Employers who rush to the nearest bank in the second week of September to get a letter of appointment signed before the mandatory access deadline will be less likely to double-check that contributing employees are not being misled or bamboozled by jargon-filled policy documents, he argues.
Mr O'Neill has discovered one case of a low-income worker who was sold a non-standard PRSA, despite the fact that these are only recommended in limited circumstances for people with near-specialist knowledge of the investment market.
"He knows nothing about the stock market, the same as everyone else. In 15 minutes it was done. He was sold a non-standard PRSA with the funds being chosen by the agent. There was no factfind or anything else," he says.
At no point was the individual told the difference between a non-standard or a standard PRSA or even that two different types existed.
Agents who sell the non-standard variety make hundreds of euro in extra commission, while individuals' pension funds may be significantly diminished by the higher charges on most non-standard PRSAs.
Charges on standard PRSAs are capped at 5 per cent on contributions and a 1 per cent management charge, but there are no such restrictions on non-standard PRSAs.
Even an extra quarter of a percentage point on the annual management charge could reduce a person's pension fund by almost €11,000, based on a €300 monthly contribution over 30 years and assuming growth of 6 per cent per annum on the fund.
Fears that these more expensive PRSAs will be pushed on consumers recently prompted the Irish Financial Services Regulatory Authority (IFSRA) to introduce new regulations on their sale.
Firms will not be able to sell non-standard PRSAs to customers without a signed declaration from both parties that all relevant information has been given and all risks have been pointed out.
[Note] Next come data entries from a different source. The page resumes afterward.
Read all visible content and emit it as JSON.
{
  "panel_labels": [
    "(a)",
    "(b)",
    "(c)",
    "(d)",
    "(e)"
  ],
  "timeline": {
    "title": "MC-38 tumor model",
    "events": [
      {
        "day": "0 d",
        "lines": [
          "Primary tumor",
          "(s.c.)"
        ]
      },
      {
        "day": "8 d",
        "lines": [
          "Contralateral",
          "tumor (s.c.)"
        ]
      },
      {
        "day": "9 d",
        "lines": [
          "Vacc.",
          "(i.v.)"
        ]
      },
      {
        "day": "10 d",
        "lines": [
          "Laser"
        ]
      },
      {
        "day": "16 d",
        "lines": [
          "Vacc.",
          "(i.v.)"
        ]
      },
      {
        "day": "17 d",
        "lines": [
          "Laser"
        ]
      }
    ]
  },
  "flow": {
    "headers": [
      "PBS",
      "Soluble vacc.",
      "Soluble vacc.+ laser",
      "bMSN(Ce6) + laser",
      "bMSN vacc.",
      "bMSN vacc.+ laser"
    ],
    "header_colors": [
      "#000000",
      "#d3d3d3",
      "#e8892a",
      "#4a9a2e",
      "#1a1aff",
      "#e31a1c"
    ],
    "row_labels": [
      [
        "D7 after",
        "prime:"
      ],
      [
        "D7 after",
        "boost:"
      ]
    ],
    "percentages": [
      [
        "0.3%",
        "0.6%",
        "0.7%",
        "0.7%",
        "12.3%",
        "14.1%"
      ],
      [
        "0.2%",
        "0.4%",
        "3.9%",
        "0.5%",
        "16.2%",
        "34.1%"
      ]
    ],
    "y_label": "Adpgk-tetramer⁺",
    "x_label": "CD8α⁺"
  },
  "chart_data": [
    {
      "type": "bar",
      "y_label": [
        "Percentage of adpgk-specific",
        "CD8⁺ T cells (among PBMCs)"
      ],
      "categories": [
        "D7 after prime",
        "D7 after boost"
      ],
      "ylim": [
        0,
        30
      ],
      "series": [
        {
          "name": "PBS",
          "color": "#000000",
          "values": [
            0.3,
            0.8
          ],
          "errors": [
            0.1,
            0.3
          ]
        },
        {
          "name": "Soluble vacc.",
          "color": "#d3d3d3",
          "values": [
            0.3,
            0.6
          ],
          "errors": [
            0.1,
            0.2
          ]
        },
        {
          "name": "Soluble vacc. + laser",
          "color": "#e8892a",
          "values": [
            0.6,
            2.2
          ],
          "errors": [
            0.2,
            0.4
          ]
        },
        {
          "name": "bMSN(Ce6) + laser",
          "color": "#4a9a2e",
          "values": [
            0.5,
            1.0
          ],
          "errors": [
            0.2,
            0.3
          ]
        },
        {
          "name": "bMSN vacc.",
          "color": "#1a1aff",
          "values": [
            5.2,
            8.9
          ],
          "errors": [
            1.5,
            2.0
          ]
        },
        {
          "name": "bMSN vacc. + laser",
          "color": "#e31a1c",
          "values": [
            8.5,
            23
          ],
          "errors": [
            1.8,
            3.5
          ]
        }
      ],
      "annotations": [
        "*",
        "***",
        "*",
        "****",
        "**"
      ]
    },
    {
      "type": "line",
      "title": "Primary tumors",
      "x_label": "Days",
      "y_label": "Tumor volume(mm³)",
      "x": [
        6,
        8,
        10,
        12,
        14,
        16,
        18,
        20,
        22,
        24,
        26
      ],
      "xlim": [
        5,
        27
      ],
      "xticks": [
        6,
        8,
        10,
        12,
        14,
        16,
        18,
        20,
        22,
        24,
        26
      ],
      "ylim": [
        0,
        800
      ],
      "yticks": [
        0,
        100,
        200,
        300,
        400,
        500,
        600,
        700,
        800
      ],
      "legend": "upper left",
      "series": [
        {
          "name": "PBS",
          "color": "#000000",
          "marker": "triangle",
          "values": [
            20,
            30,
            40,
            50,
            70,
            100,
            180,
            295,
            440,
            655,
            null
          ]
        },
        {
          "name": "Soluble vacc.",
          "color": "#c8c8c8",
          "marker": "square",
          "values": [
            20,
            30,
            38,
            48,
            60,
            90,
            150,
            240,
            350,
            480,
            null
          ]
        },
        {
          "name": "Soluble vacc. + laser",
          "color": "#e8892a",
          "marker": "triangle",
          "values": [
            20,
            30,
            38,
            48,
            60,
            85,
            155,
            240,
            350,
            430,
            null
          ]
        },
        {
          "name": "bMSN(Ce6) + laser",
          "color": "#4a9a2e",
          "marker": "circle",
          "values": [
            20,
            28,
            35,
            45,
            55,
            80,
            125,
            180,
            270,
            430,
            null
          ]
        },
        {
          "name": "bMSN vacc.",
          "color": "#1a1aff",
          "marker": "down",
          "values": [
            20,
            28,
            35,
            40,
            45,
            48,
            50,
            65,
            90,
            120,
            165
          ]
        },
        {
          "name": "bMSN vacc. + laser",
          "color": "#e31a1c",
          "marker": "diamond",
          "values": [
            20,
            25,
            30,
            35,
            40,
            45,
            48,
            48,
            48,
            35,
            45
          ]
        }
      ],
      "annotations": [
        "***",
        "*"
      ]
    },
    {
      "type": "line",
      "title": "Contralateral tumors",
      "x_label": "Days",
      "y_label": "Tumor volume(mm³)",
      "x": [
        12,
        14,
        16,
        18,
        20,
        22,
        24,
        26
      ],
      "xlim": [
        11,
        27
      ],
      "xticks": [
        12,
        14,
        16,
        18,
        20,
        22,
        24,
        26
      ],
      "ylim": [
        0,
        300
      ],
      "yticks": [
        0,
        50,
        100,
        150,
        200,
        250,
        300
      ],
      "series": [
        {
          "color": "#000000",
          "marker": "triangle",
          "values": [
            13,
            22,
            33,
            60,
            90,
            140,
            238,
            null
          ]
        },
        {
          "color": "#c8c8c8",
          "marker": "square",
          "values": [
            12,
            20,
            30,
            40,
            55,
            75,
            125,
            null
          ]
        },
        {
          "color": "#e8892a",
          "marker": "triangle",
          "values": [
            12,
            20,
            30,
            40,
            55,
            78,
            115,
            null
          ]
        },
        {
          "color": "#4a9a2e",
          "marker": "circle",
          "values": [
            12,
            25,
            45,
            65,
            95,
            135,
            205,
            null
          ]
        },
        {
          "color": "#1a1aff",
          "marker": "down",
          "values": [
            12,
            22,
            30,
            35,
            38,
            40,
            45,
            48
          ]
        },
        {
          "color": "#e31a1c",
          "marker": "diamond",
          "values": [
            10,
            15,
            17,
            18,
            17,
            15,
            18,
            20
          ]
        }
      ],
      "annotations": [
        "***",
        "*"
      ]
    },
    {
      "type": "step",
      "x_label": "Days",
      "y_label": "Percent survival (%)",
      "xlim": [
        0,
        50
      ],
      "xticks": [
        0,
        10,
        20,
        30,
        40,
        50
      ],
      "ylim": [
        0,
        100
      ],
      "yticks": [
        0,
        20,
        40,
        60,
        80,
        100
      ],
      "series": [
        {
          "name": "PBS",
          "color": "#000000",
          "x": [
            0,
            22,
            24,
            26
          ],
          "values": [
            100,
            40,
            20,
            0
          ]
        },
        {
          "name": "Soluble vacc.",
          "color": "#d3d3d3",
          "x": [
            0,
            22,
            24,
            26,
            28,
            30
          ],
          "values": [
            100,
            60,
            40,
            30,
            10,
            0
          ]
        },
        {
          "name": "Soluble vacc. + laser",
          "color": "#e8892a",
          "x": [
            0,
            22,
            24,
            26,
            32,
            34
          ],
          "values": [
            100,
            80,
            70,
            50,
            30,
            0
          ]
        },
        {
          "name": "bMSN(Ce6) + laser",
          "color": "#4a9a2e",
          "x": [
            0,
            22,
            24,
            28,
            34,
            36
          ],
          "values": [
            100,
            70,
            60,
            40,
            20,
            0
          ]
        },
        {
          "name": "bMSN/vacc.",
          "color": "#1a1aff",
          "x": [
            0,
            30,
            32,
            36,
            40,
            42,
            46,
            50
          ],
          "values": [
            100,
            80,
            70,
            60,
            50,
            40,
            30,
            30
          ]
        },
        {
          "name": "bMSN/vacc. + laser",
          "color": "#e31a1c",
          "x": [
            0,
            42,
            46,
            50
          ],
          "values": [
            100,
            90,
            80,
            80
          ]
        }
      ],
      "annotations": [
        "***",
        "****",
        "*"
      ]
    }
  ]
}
Firms will also have to give customers a copy of IFSRA's consumer factsheet on PRSAs.
"We do not want consumers encouraged to purchase a non-standard PRSA when it is not required, simply to generate additional revenue for the financial institution," warned consumer director Ms Mary O'Dea.
Mr O'Neill believes this is exactly what is already happening.
"If it's going to happen once, it's going to happen wholesale," he says.
Mr Liam Ferguson of brokers Ferguson & Associates says IFSRA's intervention will protect consumers.
"If a non-standard PRSA is recommended to a client, the broker will really have to make a great effort and show on the file why a non-standard PRSA was in the best interest of the client," says Mr Ferguson, who runs a site called www.prsacentre.com.
Mr Ferguson believes brokers will be cautious about selling non-standard PRSAs to the point where some may be wary of selling Standard Life's PRSAs, which are non-standard to allow customers access to its with-profit funds, but currently have standard charges.
"All IFSRA-regulated intermediaries are subject to occasional and random audits," he notes.
As pensions are the longest of long-term investments, intermediaries would carry the risk of a mis-sold product around for decades, along with the possibility that their customers could complain to the regulator at any time and trigger a full-scale investigation into their sales practices.
Tied agents employed by banks and insurance companies typically move from town to town and job to job and do not have to worry about that risk to the same extent, Mr O'Neill says. "They have got their targets, and that's all that matters to them."